Ini disebut Managing Director Suzuki Indomobil Motor (SIM), Shodiq Wicaksono sebagai situasi yang memprihatinkan.
“Jadi sebetulnya kalau perang harga menurut saya itu hal yang wajar kalau dalam dunia marketing lah ya. Tapi kan kemudian ini menjadi sangat bermasalah ketika pasarnya juga turun,” ujar Shodiq saat ditemui di Gaikindo Indonesia International Auto Show (GIIAS) 2025 baru-baru ini.
Berdasarkan data Gabungan Industri Kendaraan Bermotor Indonesia (Gaikindo), penyerapan unit baru mengalami penurunan yang cukup signifikan.
Sepanjang Januari hingga Juni 2025, penjualan mobil secara wholesales turun 8,6 persen secara tahunan (year-on-year/yoy) menjadi 374.740 unit, dari sebelumnya 410.020 unit pada periode yang sama pada 2024.

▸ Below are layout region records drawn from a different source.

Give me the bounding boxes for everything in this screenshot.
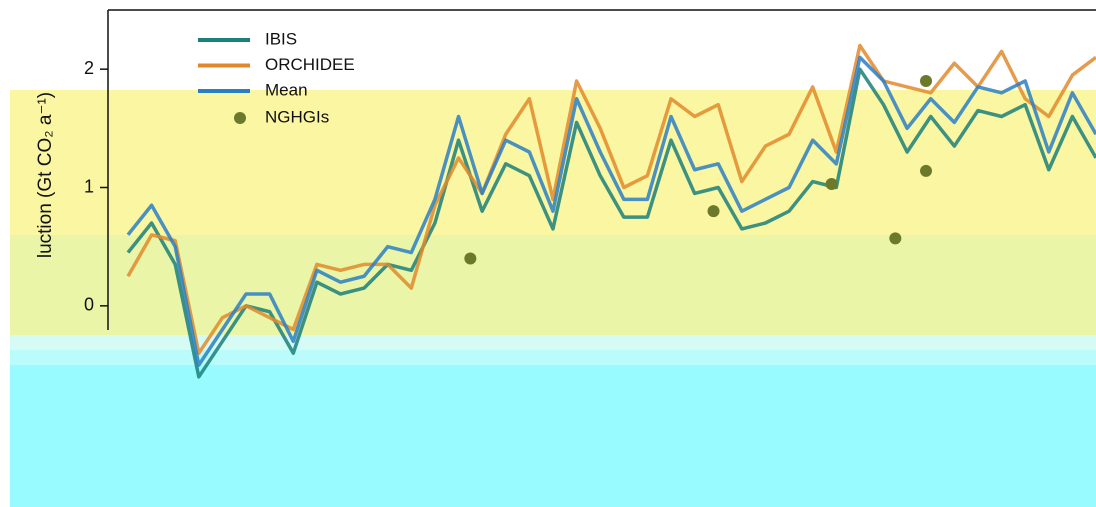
band	[10, 235, 1096, 335]
series-line	[126, 55, 1096, 367]
y-tick-label: 0	[84, 295, 94, 315]
band	[10, 90, 1096, 235]
series-line	[126, 67, 1096, 379]
legend-label: IBIS	[265, 29, 297, 48]
ngghi-point	[707, 205, 720, 218]
series-line	[126, 43, 1096, 355]
ngghi-point	[920, 75, 933, 87]
overlay-bands	[10, 90, 1096, 507]
y-axis-label: luction (Gt CO₂ a⁻¹)	[35, 92, 56, 258]
y-tick-label: 1	[84, 176, 94, 196]
band	[10, 350, 1096, 365]
band	[10, 335, 1096, 350]
band	[10, 365, 1096, 507]
legend-label: Mean	[265, 80, 308, 99]
legend-marker	[234, 112, 246, 124]
y-tick-label: 2	[84, 58, 94, 78]
ngghi-point	[889, 232, 902, 245]
ngghi-point	[920, 164, 933, 177]
legend-label: ORCHIDEE	[265, 55, 355, 74]
ngghi-point	[464, 252, 477, 265]
ngghi-point	[825, 177, 838, 190]
legend-label: NGHGIs	[265, 107, 329, 126]
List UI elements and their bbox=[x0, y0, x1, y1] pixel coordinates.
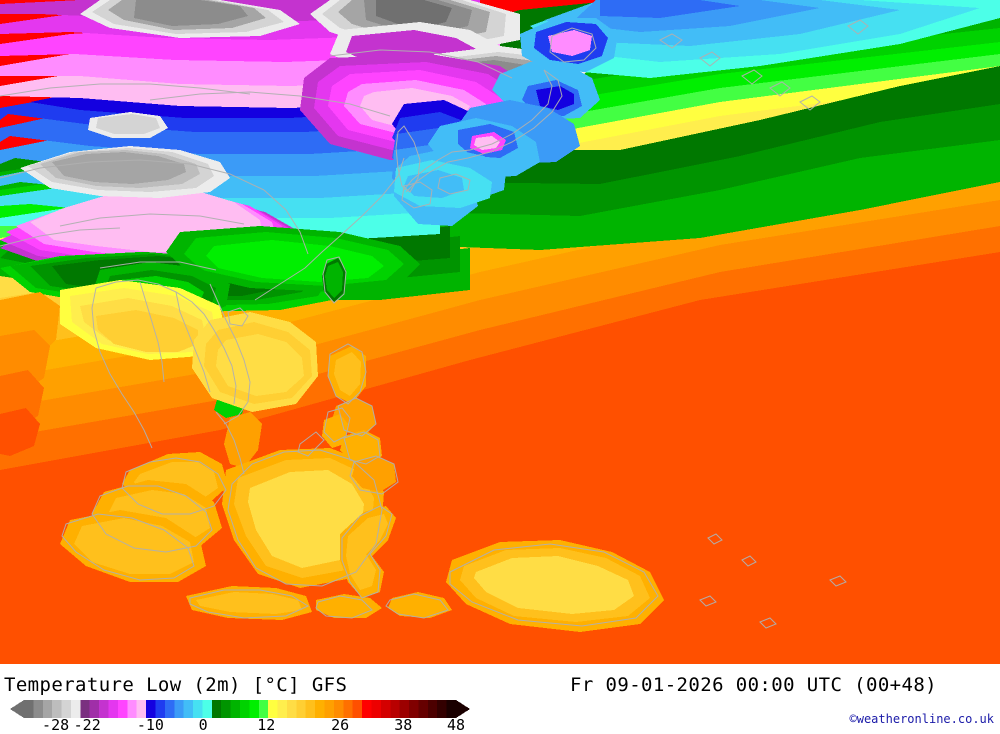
colorbar-tick: 0 bbox=[198, 716, 208, 734]
colorbar-swatch bbox=[380, 700, 391, 718]
map-canvas bbox=[0, 0, 1000, 664]
colorbar-swatch bbox=[89, 700, 100, 718]
colorbar-swatch bbox=[99, 700, 110, 718]
colorbar-swatch bbox=[202, 700, 213, 718]
colorbar-swatch bbox=[146, 700, 157, 718]
colorbar-swatch bbox=[324, 700, 335, 718]
colorbar-swatch bbox=[371, 700, 382, 718]
colorbar-swatch bbox=[127, 700, 138, 718]
colorbar-swatch bbox=[174, 700, 185, 718]
colorbar-swatches bbox=[10, 700, 470, 718]
colorbar-swatch bbox=[296, 700, 307, 718]
colorbar-swatch bbox=[240, 700, 250, 718]
colorbar-swatch bbox=[343, 700, 354, 718]
page-title: Temperature Low (2m) [°C] GFS bbox=[4, 674, 348, 696]
colorbar-swatch bbox=[117, 700, 128, 718]
colorbar-swatch bbox=[277, 700, 288, 718]
colorbar-swatch bbox=[249, 700, 260, 718]
colorbar-swatch bbox=[446, 700, 457, 718]
colorbar-swatch bbox=[286, 700, 297, 718]
temperature-map[interactable] bbox=[0, 0, 1000, 664]
colorbar-high-arrow bbox=[456, 700, 470, 718]
colorbar-low-arrow bbox=[10, 700, 24, 718]
colorbar-swatch bbox=[390, 700, 401, 718]
colorbar-tick: -28 bbox=[42, 716, 70, 734]
colorbar-swatch bbox=[230, 700, 241, 718]
colorbar-swatch bbox=[108, 700, 119, 718]
colorbar-swatch bbox=[61, 700, 72, 718]
coastlines-layer bbox=[0, 19, 869, 629]
colorbar-swatch bbox=[164, 700, 175, 718]
colorbar-swatch bbox=[409, 700, 420, 718]
colorbar-swatch bbox=[70, 700, 81, 718]
colorbar-swatch bbox=[193, 700, 204, 718]
colorbar-tick: -10 bbox=[136, 716, 164, 734]
colorbar-tick: 26 bbox=[331, 716, 350, 734]
colorbar-tick-labels: -28 -22 -10 0 12 26 38 48 bbox=[0, 716, 490, 734]
colorbar-swatch bbox=[211, 700, 222, 718]
colorbar-swatch bbox=[333, 700, 344, 718]
colorbar-swatch bbox=[136, 700, 147, 718]
forecast-valid-time: Fr 09-01-2026 00:00 UTC (00+48) bbox=[570, 674, 938, 696]
colorbar-swatch bbox=[418, 700, 429, 718]
copyright-credit: ©weatheronline.co.uk bbox=[849, 712, 995, 726]
colorbar-swatch bbox=[183, 700, 194, 718]
temperature-colorbar[interactable] bbox=[0, 700, 480, 718]
colorbar-swatch bbox=[268, 700, 279, 718]
colorbar-swatch bbox=[155, 700, 166, 718]
colorbar-swatch bbox=[52, 700, 63, 718]
colorbar-swatch bbox=[352, 700, 363, 718]
colorbar-swatch bbox=[258, 700, 269, 718]
colorbar-swatch bbox=[399, 700, 410, 718]
colorbar-swatch bbox=[362, 700, 373, 718]
colorbar-swatch bbox=[80, 700, 91, 718]
colorbar-swatch bbox=[437, 700, 448, 718]
colorbar-swatch bbox=[221, 700, 232, 718]
map-footer: Temperature Low (2m) [°C] GFS Fr 09-01-2… bbox=[0, 664, 1000, 734]
colorbar-swatch bbox=[42, 700, 53, 718]
colorbar-swatch bbox=[24, 700, 34, 718]
colorbar-tick: 38 bbox=[394, 716, 413, 734]
colorbar-swatch bbox=[33, 700, 44, 718]
colorbar-swatch bbox=[305, 700, 316, 718]
colorbar-swatch bbox=[427, 700, 438, 718]
colorbar-swatch bbox=[315, 700, 326, 718]
colorbar-tick: -22 bbox=[73, 716, 101, 734]
colorbar-tick: 48 bbox=[446, 716, 466, 734]
colorbar-tick: 12 bbox=[257, 716, 276, 734]
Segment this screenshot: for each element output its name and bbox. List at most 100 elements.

Sementara itu, penjualan ritel atau langsung ke konsumen juga terkoreksi 9,7 persen menjadi 390.467 unit dari 432.453 unit.
Shodiq bilang, dampak dari kondisi ini tak hanya dirasakan oleh pabrikan, tetapi juga menekan rantai pasok industri otomotif secara menyeluruh.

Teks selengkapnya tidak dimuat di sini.